On Aug. 1, surrounded by more than 400 warriors from his former unit, 1st Battalion, 12th Cavalry Regiment, 3rd Brigade Combat Team, 1st Cavalry Division, the master gunner achieved the pinnacle of his Army career: knighthood and membership into the prestigious Order of St. George.
Lt. Col. Arthur Sellers, battalion commander, “knighted” the kneeling Pates with two saber taps on the shoulders and presented the order’s black medallion that is given to “deserving junior officers and enlisted tankers and cavalrymen who have demonstrated outstanding leadership and technical competence.”
The order, which was established in 1986 by the United States Armor Association, recognizes “the very best tankers and cavalrymen among its members.” Its origins date back to a 12th Century Italian legend that depicts St. George slaying a dragon in exchange for the community embracing Christianity.
For Pates, who now works with brigade operations, the opportunity to get knighted was the driving force behind his decision to enlist and go “armor” three months after his 1993 high school graduation.
“I just thought that being knighted was the coolest thing I had ever heard about,” said the Kansas native, who first learned about the order from an Army friend. “Ever since I was a kid, too, I wanted to drive tanks, so this just made sense to me.”

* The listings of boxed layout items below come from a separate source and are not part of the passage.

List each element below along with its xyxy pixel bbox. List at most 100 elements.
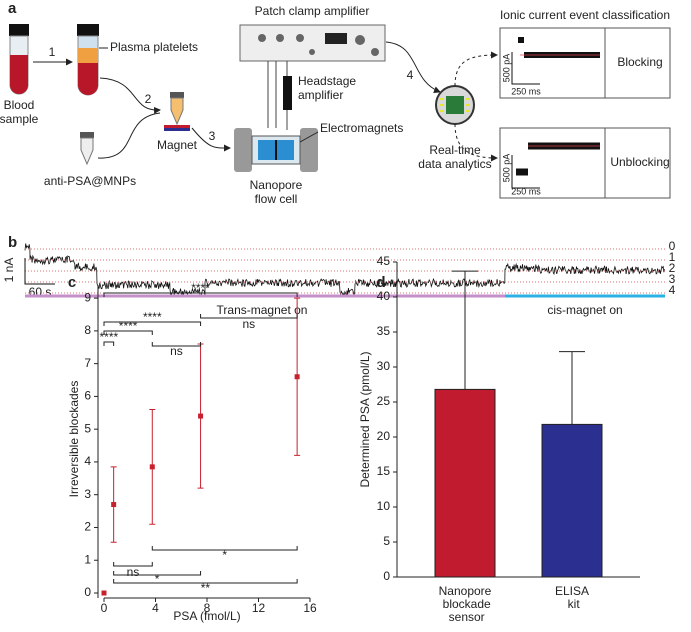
y-tick-label: 30 (377, 359, 391, 373)
significance-bracket (103, 321, 202, 326)
step: 4 (407, 68, 414, 82)
event-class: Blocking (617, 55, 662, 69)
x-tick-label: 8 (204, 601, 211, 615)
y-tick-label: 20 (377, 429, 391, 443)
level-label: 3 (669, 272, 676, 286)
x-tick-label: 16 (303, 601, 317, 615)
y-tick-label: 5 (84, 421, 91, 435)
y-axis-label: Irreversible blockades (67, 381, 81, 498)
flowcell-label: flow cell (255, 192, 298, 206)
step: 2 (145, 92, 152, 106)
headstage-label: Headstage (298, 74, 356, 88)
step: 3 (209, 129, 216, 143)
y-tick-label: 0 (383, 569, 390, 583)
bar (541, 423, 603, 578)
error-bar (452, 270, 478, 390)
x-tick-label: 4 (152, 601, 159, 615)
blood-label: Blood (4, 98, 35, 112)
significance-bracket (113, 562, 153, 567)
panel-label: b (8, 234, 17, 251)
significance-bracket (200, 314, 298, 319)
error-bar (559, 351, 585, 425)
significance-label: ** (201, 581, 211, 595)
significance-label: **** (191, 281, 210, 295)
level-label: 1 (669, 250, 676, 264)
trace-line (24, 243, 665, 298)
significance-bracket (113, 579, 298, 584)
significance-label: ns (243, 317, 256, 331)
point (149, 464, 155, 470)
significance-label: * (155, 572, 160, 586)
electromagnets-label: Electromagnets (320, 121, 403, 135)
panel-a-art (9, 24, 671, 199)
level-label: 4 (669, 283, 676, 297)
level-label: 0 (669, 239, 676, 253)
event-class: Unblocking (610, 155, 669, 169)
classification-title: Ionic current event classification (500, 8, 670, 22)
significance-bracket (151, 546, 298, 551)
analytics-label: data analytics (418, 157, 491, 171)
bar (434, 388, 496, 578)
point (111, 502, 117, 508)
significance-bracket (103, 330, 153, 335)
significance-label: ns (127, 565, 140, 579)
cis-label: cis-magnet on (547, 303, 622, 317)
significance-label: **** (143, 310, 162, 324)
panel-label: c (68, 274, 76, 291)
x-tick-label: 0 (101, 601, 108, 615)
scale-current: 500 pA (501, 154, 511, 183)
scale-time: 250 ms (511, 86, 541, 96)
panel-label: d (376, 274, 385, 291)
significance-bracket (151, 342, 202, 347)
y-tick-label: 9 (84, 290, 91, 304)
point (198, 413, 204, 419)
panel-label: a (8, 0, 17, 17)
scale-time: 250 ms (511, 186, 541, 196)
y-tick-label: 1 (84, 552, 91, 566)
y-tick-label: 7 (84, 356, 91, 370)
y-tick-label: 4 (84, 454, 91, 468)
analytics-label: Real-time (429, 143, 481, 157)
significance-bracket (103, 292, 298, 297)
x-axis-label: PSA (fmol/L) (173, 609, 240, 623)
point (294, 374, 300, 380)
y-tick-label: 8 (84, 323, 91, 337)
y-tick-label: 2 (84, 520, 91, 534)
scale-current: 1 nA (2, 258, 16, 283)
y-tick-label: 0 (84, 585, 91, 599)
y-tick-label: 35 (377, 324, 391, 338)
headstage-label: amplifier (298, 88, 343, 102)
scale-bar (24, 258, 55, 285)
y-tick-label: 45 (377, 254, 391, 268)
blood-label: sample (0, 112, 39, 126)
current-trace (24, 243, 665, 298)
y-tick-label: 40 (377, 289, 391, 303)
x-tick-label: 12 (252, 601, 266, 615)
significance-label: **** (99, 330, 118, 344)
flowcell-label: Nanopore (250, 178, 303, 192)
point (101, 590, 107, 596)
x-tick-label: ELISA kit (555, 584, 589, 611)
y-axis-label: Determined PSA (pmol/L) (358, 351, 372, 487)
significance-bracket (113, 571, 202, 576)
magnet-label: Magnet (157, 138, 198, 152)
y-tick-label: 3 (84, 487, 91, 501)
y-tick-label: 15 (377, 464, 391, 478)
y-tick-label: 10 (377, 499, 391, 513)
y-tick-label: 5 (383, 534, 390, 548)
amplifier-label: Patch clamp amplifier (255, 4, 370, 18)
trans-label: Trans-magnet on (217, 303, 308, 317)
plasma-label: Plasma platelets (110, 40, 198, 54)
y-tick-label: 6 (84, 389, 91, 403)
level-label: 2 (669, 261, 676, 275)
y-tick-label: 25 (377, 394, 391, 408)
x-tick-label: Nanopore blockade sensor (439, 584, 492, 624)
mnp-label: anti-PSA@MNPs (44, 174, 136, 188)
significance-label: * (222, 548, 227, 562)
significance-label: ns (170, 344, 183, 358)
scale-current: 500 pA (501, 54, 511, 83)
significance-bracket (103, 341, 115, 346)
step: 1 (49, 45, 56, 59)
significance-label: **** (119, 319, 138, 333)
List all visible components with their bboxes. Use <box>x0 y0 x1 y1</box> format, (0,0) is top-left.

Being knighted also was the fifth and final career goal Pates had set for himself when he enlisted.
“I wanted to make rank, be a tank commander, make master gunner, become a knight, and..,” said Pates, hesitating a bit, “Go to war.”
In 2003. Pates got his wish for war when his unit was one of the first to invade Iraq.
“I was a little nervous at first, because I’m in a bomb on wheels,” the 37-year-old Pates said. “But it was also pretty awesome because I’m in a practically indestructible war machine.”
Pates credits Army training with preparing him for the fight.
“It was exactly like our Army training, only this time it was for real,” said Pates, who deployed three times to Iraq.